利用を想定しているデータ連携ツールにおける Salesforce への認証方法とネットワーク経路を確認します。

Salesforce への認証方法としては主に下記の方法があり、データ連携ツールにより自動化する場合には 1 を選択することが多いようです。

  1. サーバー間インテグレーション用の OAuth 2.0 クライアントログイン情報フロー (salesforce.com)
  2. 特別なシナリオの OAuth 2.0 ユーザー名パスワードフロー (salesforce.com)
  3. OAuth 2.0 Web Server Flow for Web App Integration (salesforce.com)

2 の方法の利用方法が記事としてよく投稿されていますが、現時点では非推奨の方法となっているようです。

重要 セキュリティを強化するために、ユーザー名パスワードフローの代わりに、コード交換の証明鍵 (PKCE) を使用する OAuth 2.0 Web サーバーフロー、または OAuth 2.0 クライアントログイン情報フローを使用することをお勧めします。

引用元:特別なシナリオの OAuth 2.0 ユーザー名パスワードフロー (salesforce.com)

Salesforceでは、ユーザーや接続アプリに対してIP制限を設定できるため、Salesforceへのネットワーク経路を慎重に検討することが重要です。SaaS型のデータ連携ツールを利用する場合、ネットワーク経路が他のユーザーと共有されることが多いため、接続情報が流出した際にそのツールからデータが外部に漏洩するリスクを許容できるかどうかを確認する必要があります。

3. Saleforce 管理者にデータ連携方法のすり合わせ

検討事項

  • 連携方針の認識合わせ
  • 統合ユーザーと接続アプリの作成依頼

連携方針の認識合わせ

検討内容をデータエンジニアが Salesforce 管理者に説明し、連携方針の認識合わせを実施します。

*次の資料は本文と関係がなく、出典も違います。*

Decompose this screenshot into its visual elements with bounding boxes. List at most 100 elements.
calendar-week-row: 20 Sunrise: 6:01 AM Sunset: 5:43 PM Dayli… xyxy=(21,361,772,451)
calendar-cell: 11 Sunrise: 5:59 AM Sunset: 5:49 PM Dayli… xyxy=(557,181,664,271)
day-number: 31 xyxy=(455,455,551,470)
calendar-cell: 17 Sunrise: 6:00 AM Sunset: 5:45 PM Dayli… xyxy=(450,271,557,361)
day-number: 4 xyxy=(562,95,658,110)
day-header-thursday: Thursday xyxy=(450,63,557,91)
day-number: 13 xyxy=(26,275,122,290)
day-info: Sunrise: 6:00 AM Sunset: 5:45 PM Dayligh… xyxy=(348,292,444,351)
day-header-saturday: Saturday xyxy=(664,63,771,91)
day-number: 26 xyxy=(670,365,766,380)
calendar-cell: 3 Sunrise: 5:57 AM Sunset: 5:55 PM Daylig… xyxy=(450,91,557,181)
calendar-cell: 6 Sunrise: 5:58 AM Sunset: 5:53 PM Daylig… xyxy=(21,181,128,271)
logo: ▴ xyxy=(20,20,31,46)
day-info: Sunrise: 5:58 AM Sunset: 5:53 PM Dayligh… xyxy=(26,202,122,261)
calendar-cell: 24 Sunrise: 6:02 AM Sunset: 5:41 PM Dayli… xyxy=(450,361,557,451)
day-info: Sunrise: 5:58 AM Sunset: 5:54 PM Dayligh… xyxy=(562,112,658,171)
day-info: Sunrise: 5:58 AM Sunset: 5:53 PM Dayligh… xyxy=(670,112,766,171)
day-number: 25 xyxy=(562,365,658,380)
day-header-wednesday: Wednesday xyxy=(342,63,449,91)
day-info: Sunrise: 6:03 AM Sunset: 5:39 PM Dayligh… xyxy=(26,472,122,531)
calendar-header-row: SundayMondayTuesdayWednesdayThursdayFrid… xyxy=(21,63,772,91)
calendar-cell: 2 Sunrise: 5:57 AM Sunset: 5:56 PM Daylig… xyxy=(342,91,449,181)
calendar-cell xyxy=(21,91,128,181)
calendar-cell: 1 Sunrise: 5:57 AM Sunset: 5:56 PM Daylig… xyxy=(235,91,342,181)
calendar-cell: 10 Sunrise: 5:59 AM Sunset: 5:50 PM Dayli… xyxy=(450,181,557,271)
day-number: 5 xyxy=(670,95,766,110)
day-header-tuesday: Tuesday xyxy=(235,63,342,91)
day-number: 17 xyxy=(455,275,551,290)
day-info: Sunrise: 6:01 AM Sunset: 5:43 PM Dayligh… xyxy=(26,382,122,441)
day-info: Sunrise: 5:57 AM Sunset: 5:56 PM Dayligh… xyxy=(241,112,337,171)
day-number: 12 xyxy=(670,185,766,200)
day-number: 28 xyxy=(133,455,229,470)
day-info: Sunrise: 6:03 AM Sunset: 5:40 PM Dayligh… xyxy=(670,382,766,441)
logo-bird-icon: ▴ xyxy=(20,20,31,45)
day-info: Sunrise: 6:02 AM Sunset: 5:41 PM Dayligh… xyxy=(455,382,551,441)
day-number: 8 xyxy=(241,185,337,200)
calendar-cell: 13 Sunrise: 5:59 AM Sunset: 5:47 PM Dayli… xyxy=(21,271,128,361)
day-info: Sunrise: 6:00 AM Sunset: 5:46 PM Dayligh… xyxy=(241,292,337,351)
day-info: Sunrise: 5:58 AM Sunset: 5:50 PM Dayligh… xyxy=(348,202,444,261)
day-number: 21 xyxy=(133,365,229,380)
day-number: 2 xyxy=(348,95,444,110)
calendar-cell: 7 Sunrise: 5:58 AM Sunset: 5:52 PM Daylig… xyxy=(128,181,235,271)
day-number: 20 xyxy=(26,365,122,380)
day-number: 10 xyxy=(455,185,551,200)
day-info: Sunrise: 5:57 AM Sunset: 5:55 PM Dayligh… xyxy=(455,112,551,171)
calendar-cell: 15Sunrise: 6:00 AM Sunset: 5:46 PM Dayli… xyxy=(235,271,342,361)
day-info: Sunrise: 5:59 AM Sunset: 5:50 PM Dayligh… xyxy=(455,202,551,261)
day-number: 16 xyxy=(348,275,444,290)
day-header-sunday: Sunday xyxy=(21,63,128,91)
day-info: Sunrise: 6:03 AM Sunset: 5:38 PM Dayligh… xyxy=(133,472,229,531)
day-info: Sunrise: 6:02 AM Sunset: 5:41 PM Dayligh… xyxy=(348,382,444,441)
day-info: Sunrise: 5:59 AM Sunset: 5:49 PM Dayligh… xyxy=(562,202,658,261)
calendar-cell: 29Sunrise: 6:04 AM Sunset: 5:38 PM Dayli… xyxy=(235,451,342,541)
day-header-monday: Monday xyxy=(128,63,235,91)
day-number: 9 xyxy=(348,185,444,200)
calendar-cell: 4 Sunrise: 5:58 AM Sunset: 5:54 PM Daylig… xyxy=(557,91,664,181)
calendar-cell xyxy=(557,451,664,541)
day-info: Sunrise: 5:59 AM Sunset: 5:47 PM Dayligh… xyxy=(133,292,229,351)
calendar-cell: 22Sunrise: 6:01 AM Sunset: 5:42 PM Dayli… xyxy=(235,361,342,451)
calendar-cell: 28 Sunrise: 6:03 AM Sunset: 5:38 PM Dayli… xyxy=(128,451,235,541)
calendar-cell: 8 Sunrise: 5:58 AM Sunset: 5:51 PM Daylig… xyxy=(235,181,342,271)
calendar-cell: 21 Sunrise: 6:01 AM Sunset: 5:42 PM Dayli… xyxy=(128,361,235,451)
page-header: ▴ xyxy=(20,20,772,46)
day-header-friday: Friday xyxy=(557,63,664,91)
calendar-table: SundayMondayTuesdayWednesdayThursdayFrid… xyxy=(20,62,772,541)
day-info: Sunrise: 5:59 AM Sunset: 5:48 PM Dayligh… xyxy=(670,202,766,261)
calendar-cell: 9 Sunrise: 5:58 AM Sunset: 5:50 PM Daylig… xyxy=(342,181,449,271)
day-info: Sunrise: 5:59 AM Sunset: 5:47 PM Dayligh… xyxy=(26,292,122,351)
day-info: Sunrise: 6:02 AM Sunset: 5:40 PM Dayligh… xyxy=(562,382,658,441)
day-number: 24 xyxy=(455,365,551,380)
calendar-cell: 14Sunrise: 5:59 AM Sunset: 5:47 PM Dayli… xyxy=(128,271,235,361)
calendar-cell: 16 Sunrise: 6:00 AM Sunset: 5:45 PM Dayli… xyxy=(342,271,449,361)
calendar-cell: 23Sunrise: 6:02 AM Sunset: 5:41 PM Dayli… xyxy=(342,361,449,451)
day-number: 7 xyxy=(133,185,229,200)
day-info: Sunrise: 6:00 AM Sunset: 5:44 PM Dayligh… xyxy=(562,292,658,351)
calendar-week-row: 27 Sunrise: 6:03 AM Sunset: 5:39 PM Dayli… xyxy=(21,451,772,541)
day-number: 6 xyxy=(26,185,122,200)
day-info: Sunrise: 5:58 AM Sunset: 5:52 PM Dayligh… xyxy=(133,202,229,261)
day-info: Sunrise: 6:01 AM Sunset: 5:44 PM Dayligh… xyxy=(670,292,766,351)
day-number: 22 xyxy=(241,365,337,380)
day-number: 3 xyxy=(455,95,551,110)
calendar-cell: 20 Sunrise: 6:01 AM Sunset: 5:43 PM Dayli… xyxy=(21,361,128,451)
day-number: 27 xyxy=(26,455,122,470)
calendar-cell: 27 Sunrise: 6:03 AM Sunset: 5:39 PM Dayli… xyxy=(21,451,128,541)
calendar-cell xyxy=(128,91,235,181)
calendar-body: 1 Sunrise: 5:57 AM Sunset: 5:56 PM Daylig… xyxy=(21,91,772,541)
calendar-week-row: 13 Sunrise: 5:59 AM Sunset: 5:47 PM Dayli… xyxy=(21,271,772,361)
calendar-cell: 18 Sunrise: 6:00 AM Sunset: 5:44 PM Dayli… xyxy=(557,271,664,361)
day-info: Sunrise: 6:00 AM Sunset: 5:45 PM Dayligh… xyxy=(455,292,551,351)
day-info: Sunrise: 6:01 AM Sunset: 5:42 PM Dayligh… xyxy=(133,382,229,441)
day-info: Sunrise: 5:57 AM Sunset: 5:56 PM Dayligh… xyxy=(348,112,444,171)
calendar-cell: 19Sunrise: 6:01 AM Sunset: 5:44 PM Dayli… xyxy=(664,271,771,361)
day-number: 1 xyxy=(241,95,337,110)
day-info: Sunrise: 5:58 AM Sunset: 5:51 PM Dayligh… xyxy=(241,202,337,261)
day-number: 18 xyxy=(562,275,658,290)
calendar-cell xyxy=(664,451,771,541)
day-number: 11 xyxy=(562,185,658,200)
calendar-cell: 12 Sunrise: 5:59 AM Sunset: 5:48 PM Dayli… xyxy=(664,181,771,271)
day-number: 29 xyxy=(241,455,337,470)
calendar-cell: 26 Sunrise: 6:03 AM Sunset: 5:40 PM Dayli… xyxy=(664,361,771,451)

インテグレーションユーザー、接続アプリ、及び、Sandbox 環境の作成依頼

連携方針に基づいて、インテグレーションユーザーと接続アプリの作成を依頼します。

4. データ連携アプリケーションの設計と開発

実装方針

基本的な検討事項
  • 操作可能なレコードと項目の確認
  • 差分連携方法の確立
  • DELETE を考慮した Salesforce からの読み込み
操作可能なレコードと項目の確認

Salesforce 管理者から提供された接続情報により、想定通りにオブジェクト、レコード、及び、レコードを取得できることを確認します。レコードの過不足については、データ利用者の判断が必要になる場合があります。

差分連携方法の確立

Salesforce から読み込む場合に差分連携を実施する場合には、オブジェクトのシステム列であるSystemModStamp列を基準列(ウォーターマーク列)として利用できそうです。

引用元:システム項目 | Salesforce プラットフォームのオブジェクトリファレンス | Salesforce Developers

Salesforce のオブジェクトにはデフォルトで下記の列にインデックスが設定されている旨の記載があるため、SystemModStamp列でフィルタリングしても性能上は問題なさそうです。

引用元:インデックス | 大量のデータを使用するリリースのベストプラクティス | Salesforce Developers

DELETE を考慮した Salesforce からの読み込み

Salesforce にて DELETE されたレコードは一定期間保持されてから物理削除されるため、定期的にデータ連携を実施して DELETE されたレコード(IsDeleted = True)を DWH に反映する必要があります。Salesforce Bulk API 2.0 ではqueryALL を指定することで、 DELETE されたレコードも連携されます。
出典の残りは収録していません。